Watching a comedy film: Watching a comedy before bed offered a sleep quality of 87% and is another great way of promoting relaxation. Laughter has been shown to have several positive effects on the body, including reducing stress hormones and boosting the immune system. Try to avoid films that are too stimulating or intense, as these can have the opposite effect and disrupt sleep.

Listening to music: Listening to calming or soothing music before bed can help you relax and fall asleep more easily. When listening to music, try to avoid tunes that are too upbeat, as this can have the opposite effect and make it more difficult to fall asleep.

Cleaning your bedroom: A clean and tidy bedroom can create a more relaxing environment for sleep. However, if cleaning your bedroom is too stimulating or causes stress, it may have the opposite effect and disrupt sleep. It’s important to find a balance and choose a time to clean that is not too close to bedtime.

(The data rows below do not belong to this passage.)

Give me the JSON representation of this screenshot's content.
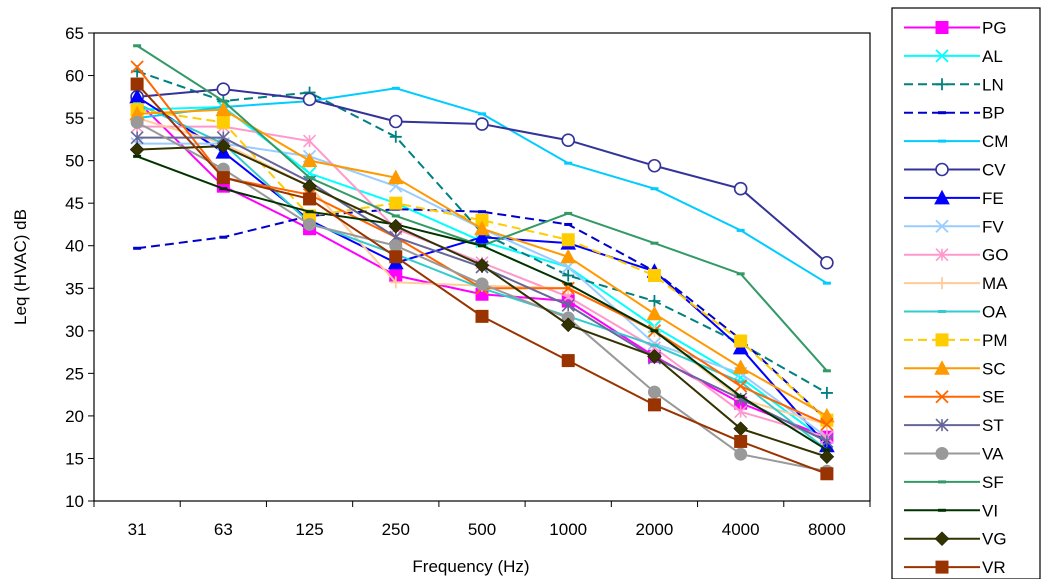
{
  "chart_data": {
    "type": "line",
    "title": "",
    "xlabel": "Frequency (Hz)",
    "ylabel": "Leq (HVAC)  dB",
    "categories": [
      "31",
      "63",
      "125",
      "250",
      "500",
      "1000",
      "2000",
      "4000",
      "8000"
    ],
    "ylim": [
      10,
      65
    ],
    "yticks": [
      10,
      15,
      20,
      25,
      30,
      35,
      40,
      45,
      50,
      55,
      60,
      65
    ],
    "grid": false,
    "legend_position": "right",
    "series": [
      {
        "name": "PG",
        "color": "#FF00FF",
        "marker": "square",
        "dash": "solid",
        "values": [
          57.0,
          47.0,
          42.0,
          36.5,
          34.3,
          33.5,
          27.0,
          21.5,
          17.5
        ]
      },
      {
        "name": "AL",
        "color": "#00FFFF",
        "marker": "x",
        "dash": "solid",
        "values": [
          56.0,
          56.3,
          48.5,
          45.0,
          40.5,
          37.5,
          30.5,
          24.5,
          17.0
        ]
      },
      {
        "name": "LN",
        "color": "#008080",
        "marker": "plus",
        "dash": "dash",
        "values": [
          60.5,
          57.0,
          58.0,
          52.8,
          41.5,
          36.5,
          33.5,
          28.5,
          22.7
        ]
      },
      {
        "name": "BP",
        "color": "#0000CC",
        "marker": "dash",
        "dash": "dash",
        "values": [
          39.7,
          41.0,
          43.5,
          44.3,
          44.0,
          42.5,
          37.0,
          29.0,
          19.5
        ]
      },
      {
        "name": "CM",
        "color": "#00CCFF",
        "marker": "dash",
        "dash": "solid",
        "values": [
          55.0,
          56.3,
          57.0,
          58.5,
          55.5,
          49.7,
          46.7,
          41.8,
          35.6
        ]
      },
      {
        "name": "CV",
        "color": "#333399",
        "marker": "circle-open",
        "dash": "solid",
        "values": [
          57.5,
          58.4,
          57.2,
          54.6,
          54.3,
          52.4,
          49.4,
          46.7,
          38.0
        ]
      },
      {
        "name": "FE",
        "color": "#0000FF",
        "marker": "triangle",
        "dash": "solid",
        "values": [
          57.5,
          51.0,
          43.0,
          38.0,
          41.0,
          40.3,
          37.0,
          28.0,
          16.5
        ]
      },
      {
        "name": "FV",
        "color": "#99CCFF",
        "marker": "x",
        "dash": "solid",
        "values": [
          52.0,
          52.0,
          50.5,
          47.0,
          42.0,
          37.5,
          28.5,
          25.0,
          17.5
        ]
      },
      {
        "name": "GO",
        "color": "#FF99CC",
        "marker": "asterisk",
        "dash": "solid",
        "values": [
          54.0,
          54.0,
          52.3,
          42.0,
          38.0,
          34.0,
          28.0,
          20.5,
          17.5
        ]
      },
      {
        "name": "MA",
        "color": "#FFCC99",
        "marker": "plus",
        "dash": "solid",
        "values": [
          55.0,
          52.0,
          47.0,
          35.7,
          35.3,
          35.0,
          30.0,
          22.0,
          19.0
        ]
      },
      {
        "name": "OA",
        "color": "#33CCCC",
        "marker": "dash",
        "dash": "solid",
        "values": [
          56.7,
          52.0,
          42.7,
          39.0,
          35.0,
          31.7,
          28.3,
          24.0,
          16.0
        ]
      },
      {
        "name": "PM",
        "color": "#FFCC00",
        "marker": "square",
        "dash": "dash",
        "values": [
          56.0,
          54.5,
          43.5,
          45.0,
          43.0,
          40.7,
          36.5,
          28.8,
          19.5
        ]
      },
      {
        "name": "SC",
        "color": "#FF9900",
        "marker": "triangle",
        "dash": "solid",
        "values": [
          55.5,
          56.0,
          50.0,
          48.0,
          42.0,
          38.7,
          32.0,
          25.7,
          20.0
        ]
      },
      {
        "name": "SE",
        "color": "#FF6600",
        "marker": "x",
        "dash": "solid",
        "values": [
          61.0,
          48.0,
          46.0,
          41.0,
          35.0,
          35.0,
          30.0,
          23.5,
          19.0
        ]
      },
      {
        "name": "ST",
        "color": "#666699",
        "marker": "asterisk",
        "dash": "solid",
        "values": [
          52.7,
          52.7,
          47.5,
          41.0,
          37.5,
          33.0,
          26.8,
          22.0,
          17.0
        ]
      },
      {
        "name": "VA",
        "color": "#999999",
        "marker": "circle",
        "dash": "solid",
        "values": [
          54.5,
          49.0,
          42.5,
          40.0,
          35.5,
          31.5,
          22.8,
          15.5,
          13.5
        ]
      },
      {
        "name": "SF",
        "color": "#339966",
        "marker": "dash",
        "dash": "solid",
        "values": [
          63.5,
          57.0,
          48.0,
          43.5,
          40.0,
          43.8,
          40.3,
          36.7,
          25.3
        ]
      },
      {
        "name": "VI",
        "color": "#003300",
        "marker": "dash",
        "dash": "solid",
        "values": [
          50.5,
          46.7,
          44.0,
          42.5,
          40.0,
          35.5,
          30.0,
          22.3,
          16.0
        ]
      },
      {
        "name": "VG",
        "color": "#333300",
        "marker": "diamond",
        "dash": "solid",
        "values": [
          51.3,
          51.7,
          47.0,
          42.3,
          37.7,
          30.7,
          27.0,
          18.5,
          15.2
        ]
      },
      {
        "name": "VR",
        "color": "#993300",
        "marker": "square",
        "dash": "solid",
        "values": [
          59.0,
          48.0,
          45.5,
          38.7,
          31.7,
          26.5,
          21.3,
          17.0,
          13.2
        ]
      }
    ]
  }
}
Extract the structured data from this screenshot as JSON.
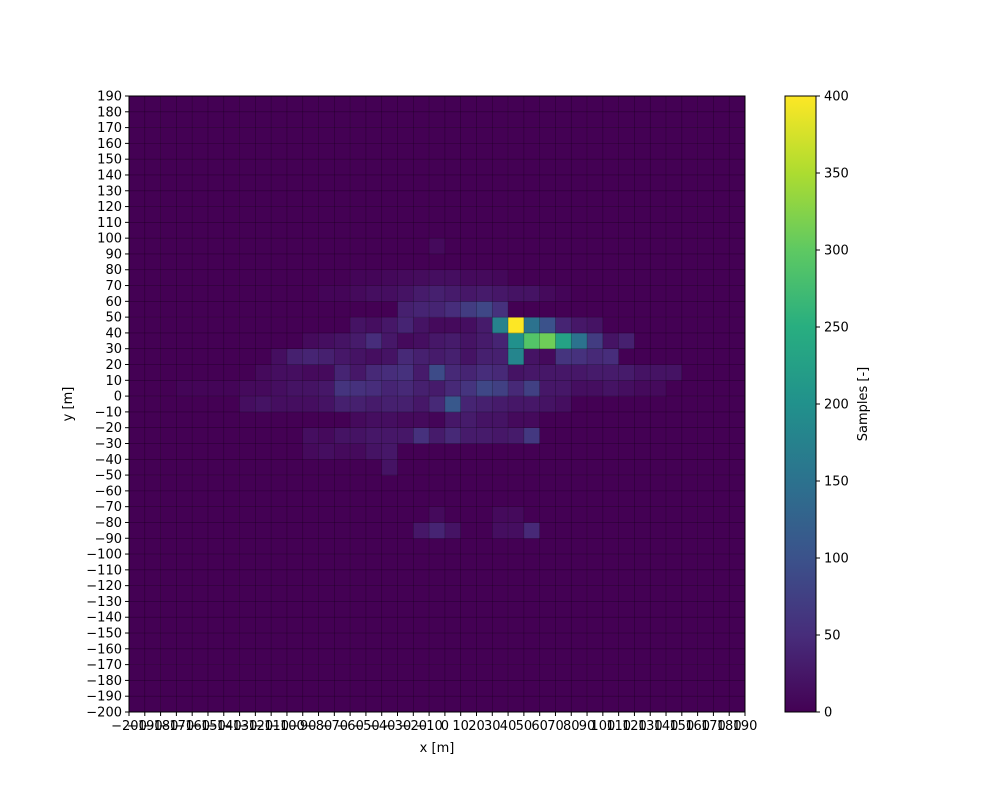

Reading a book: Reading a book before bed scored 30% in a deep sleep but a whopping 50% in REM. This can be a great way to relax and unwind. It can also help shift your focus away from stress and be a helpful distraction from any worries or racing thoughts that might prevent sleep. However, choosing a book that is not overly stimulating or emotionally engaging is important, as this could have the opposite effect and make it harder to fall asleep.